A Proper Job

WILLIAM IVORY

When I was a younger man, much younger (we had electricity, and trains had dispensed with the bloke at the front waving a flag, but we weren’t far beyond that), I decided I wanted to be a writer. But not just any writer: one who worked at a university and taught the brightest and the best; who wrote his plays and screenplays at the same time as he argued with passionate undergraduates and obsessive MA students – never mind the staff with whom he enjoyed fizzing chats about the arcane rules of Restoration Drama or the little-known significance of Brecht’s use of the semicolon, or Tarantino’s tendency to set films in worlds about which he had no actual experience whatsoever. That was the dream. And finally, after forty-five years or so, I’ve got there! I’m an actual lecturer in an actual university and actual people will sit and lock intellectual horns with me. And I am thrilled! I really am.

William (Billy) Ivory with writing companion

I should explain first that education means the world to me. My mum and dad were born in the early 1920’s, to working class families for whom schooling was obligatory but largely inconsequential in affecting one’s circumstances. In the case of my mum, when she was 14 she was given a set of dentures as a present – to clarify, all of her own teeth were pulled out and a false set substituted instead – which meant, for her future, no dental bills (this was before the NHS) and no financial millstone around the neck, or jaw in her case. Because of this sort of experience of the inequities of English society and the inescapable class system which underpinned it, my mum especially, but also my dad, were understandably zealous in their determination that my two sisters and I should ‘do well’ as youngsters, and get as far away from the sort of existence they had known as possible. And by then, the Education Act of 1944 had established a system by which this could happen: education could change lives. And, they drummed it into us that it would.

Subsequently, my sisters did do well: both passed their exams, got good degrees, and went on to became successful teachers. On the other hand, I failed my eleven plus, went through the mill in my teens, met a teacher I adored at 16, and got good enough A level results to go to university – which I packed in after a year to become a council dustman. To say my mum was disappointed is an understatement. My aunty Stella told me – after mum had died, which was before I’d had any kind of success – that mum had said, deep down, she knew I’d be alright, and she wasn’t worried. But I’ve always felt guilty that I subjected her to what I know would have been a stack of anxiety after I jettisoned everything she had felt sure would guarantee a happy life.
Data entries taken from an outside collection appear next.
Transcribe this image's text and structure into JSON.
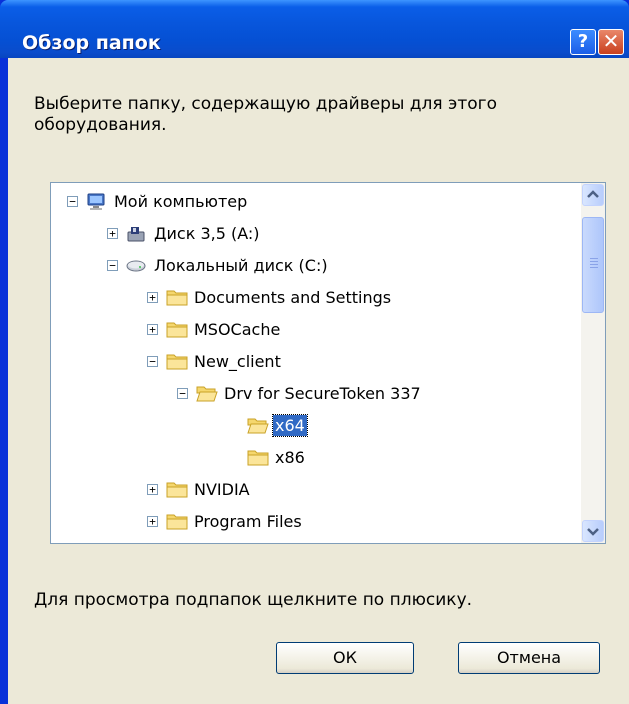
{
  "window": {
    "title": "Обзор папок",
    "help_glyph": "?",
    "close_glyph": "✕"
  },
  "prompt": "Выберите папку, содержащую драйверы для этого оборудования.",
  "tree": {
    "items": [
      {
        "label": "Мой компьютер",
        "expander": "−",
        "icon": "computer-icon"
      },
      {
        "label": "Диск 3,5 (A:)",
        "expander": "+",
        "icon": "floppy-icon"
      },
      {
        "label": "Локальный диск (C:)",
        "expander": "−",
        "icon": "hard-drive-icon"
      },
      {
        "label": "Documents and Settings",
        "expander": "+",
        "icon": "folder-icon"
      },
      {
        "label": "MSOCache",
        "expander": "+",
        "icon": "folder-icon"
      },
      {
        "label": "New_client",
        "expander": "−",
        "icon": "folder-icon"
      },
      {
        "label": "Drv for SecureToken 337",
        "expander": "−",
        "icon": "folder-open-icon"
      },
      {
        "label": "x64",
        "expander": "",
        "icon": "folder-open-icon",
        "selected": true
      },
      {
        "label": "x86",
        "expander": "",
        "icon": "folder-icon"
      },
      {
        "label": "NVIDIA",
        "expander": "+",
        "icon": "folder-icon"
      },
      {
        "label": "Program Files",
        "expander": "+",
        "icon": "folder-icon"
      }
    ]
  },
  "hint": "Для просмотра подпапок щелкните по плюсику.",
  "buttons": {
    "ok": "ОК",
    "cancel": "Отмена"
  },
  "colors": {
    "title_bar": "#0a5ee8",
    "dialog_bg": "#ece9d8",
    "selection": "#316ac5",
    "folder": "#f5d76e"
  }
}
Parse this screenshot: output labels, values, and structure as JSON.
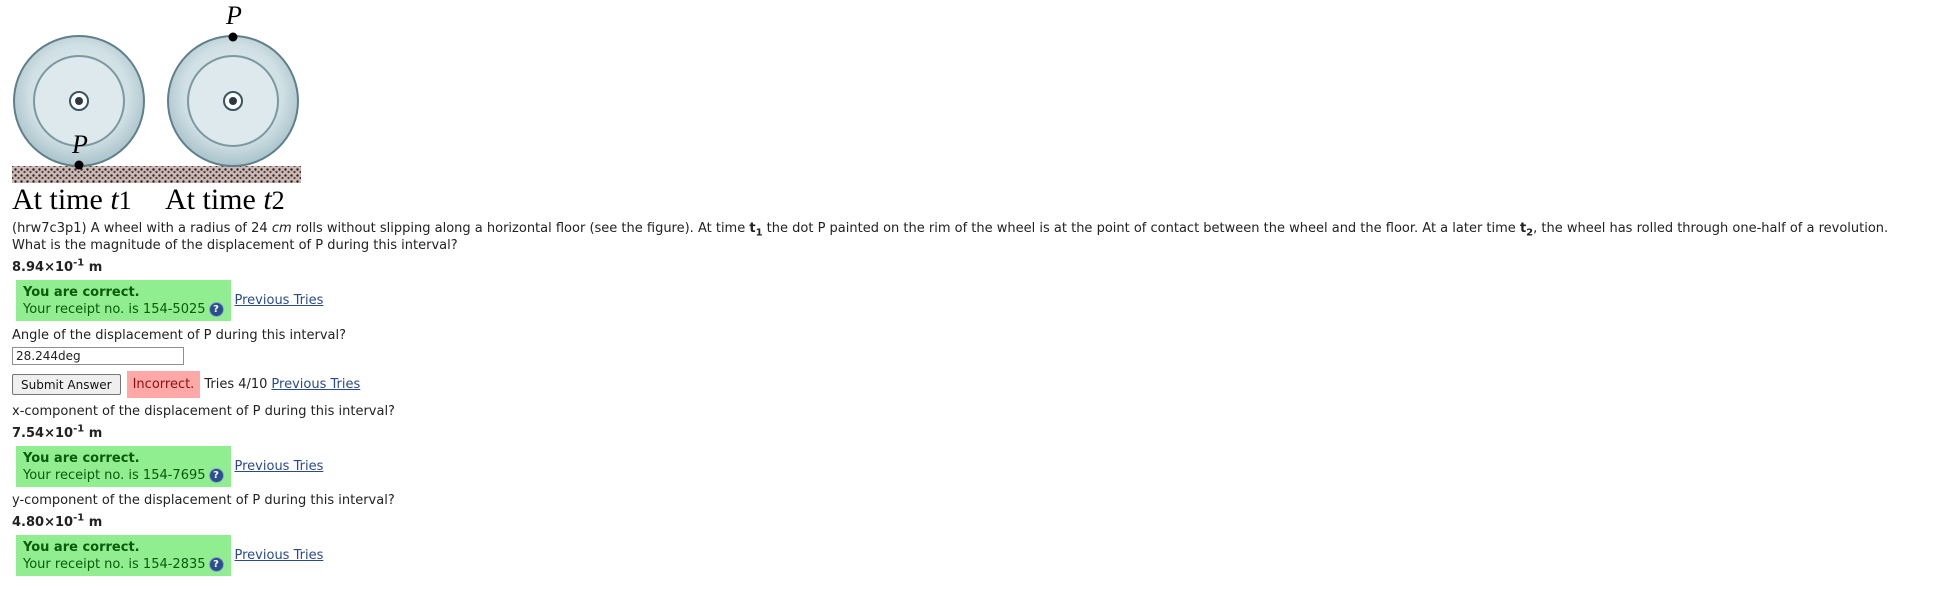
{
  "figure": {
    "label_p_top": "P",
    "label_p_bottom": "P",
    "caption_t1_prefix": "At time ",
    "caption_t1_var": "t",
    "caption_t1_sub": "1",
    "caption_t2_prefix": "At time ",
    "caption_t2_var": "t",
    "caption_t2_sub": "2"
  },
  "problem": {
    "part1": "(hrw7c3p1) A wheel with a radius of 24 ",
    "unit_cm": "cm",
    "part2": " rolls without slipping along a horizontal floor (see the figure). At time ",
    "t1_var": "t",
    "t1_sub": "1",
    "part3": " the dot P painted on the rim of the wheel is at the point of contact between the wheel and the floor. At a later time ",
    "t2_var": "t",
    "t2_sub": "2",
    "part4": ", the wheel has rolled through one-half of a revolution."
  },
  "questions": {
    "q1": {
      "text": "What is the magnitude of the displacement of P during this interval?",
      "answer_base": "8.94×10",
      "answer_exp": "-1",
      "answer_unit": " m",
      "status_title": "You are correct.",
      "receipt": "Your receipt no. is 154-5025",
      "prev_link": "Previous Tries"
    },
    "q2": {
      "text": "Angle of the displacement of P during this interval?",
      "input_value": "28.244deg",
      "submit_label": "Submit Answer",
      "status": "Incorrect.",
      "tries": "Tries 4/10",
      "prev_link": "Previous Tries"
    },
    "q3": {
      "text": "x-component of the displacement of P during this interval?",
      "answer_base": "7.54×10",
      "answer_exp": "-1",
      "answer_unit": " m",
      "status_title": "You are correct.",
      "receipt": "Your receipt no. is 154-7695",
      "prev_link": "Previous Tries"
    },
    "q4": {
      "text": "y-component of the displacement of P during this interval?",
      "answer_base": "4.80×10",
      "answer_exp": "-1",
      "answer_unit": " m",
      "status_title": "You are correct.",
      "receipt": "Your receipt no. is 154-2835",
      "prev_link": "Previous Tries"
    }
  },
  "help_icon_glyph": "?",
  "colors": {
    "correct_bg": "#90ee90",
    "incorrect_bg": "#ffa8a8",
    "link": "#2a4a8a"
  }
}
So, now, as I take up a post at NTU, as a Senior Lecturer in Creative Writing, I hope she’s smiling because she would see it, finally, as the most wonderful vindication of her hopes for her children. And she’d be right. I feel extraordinary pride at becoming part of the team at NTU – not only because I DO feel I’m laying a few ghosts but because I think NTU is such a terrific university – and the Creative Writing Courses run here are some of the very best in the country. I know that from experience, having given guest lectures on those programmes many times over the past decade. To have the chance, therefore, to join the academic staff – even now, at the age of 121 – feels such a coup!

Billy with much-missed previous writing companion

I really do think the teaching offered here at NTU is special. I suspect that’s partly because the value of creative writing was understood so many years ago by the University – only the third in the UK to establish such courses, after all – which means, for longer than almost anywhere, there’s been a confidence about creative writing as a discipline, and a robustness, too. And not only in terms of what creative writing offers those who intend to pursue the discipline as a career but for those others for whom the course satisfies a passion or provides a route to a different kind of employment. They will discover, too, in the un-fussy, inclusive, supportive, yet challenging way in which students are encouraged to dig into their inner lives and expand themselves in order to uncover what they want to set down on the page, a whole host of (I can barely write it) transferable skills will emerge to do their bidding. They’ll get more confident at being them, and standing by it, which is the only way ANY of us manage to stagger through life, halfway thinking we’re winning.

As Billy is often overheard saying, ‘the closest tram stop to Clifton Campus is Rivergreen, about five minutes’ walk away’

Anyway, I’m here. That’s the point. I’m around. I have a pencil and an eraser and all the gear you need. So, any student who wants to talk and wonder, and delve into plays and films, search me out at NTU. I’m a teacher. It’s what I do.

(P.S. I’ve recently written another film, called The Great Escaper, starring Michael Caine and Glenda Jackson, which – God willing – will be released next year. I was given the option of writing about that instead for this blog post, but here we are.)


William Ivory, a BAFTA-nominated screenwriter and playwright, joined NTU this summer as Senior Lecturer in Creative Writing, with a focus on screenwriting, after several years as Visiting Professor on our MA Creative Writing.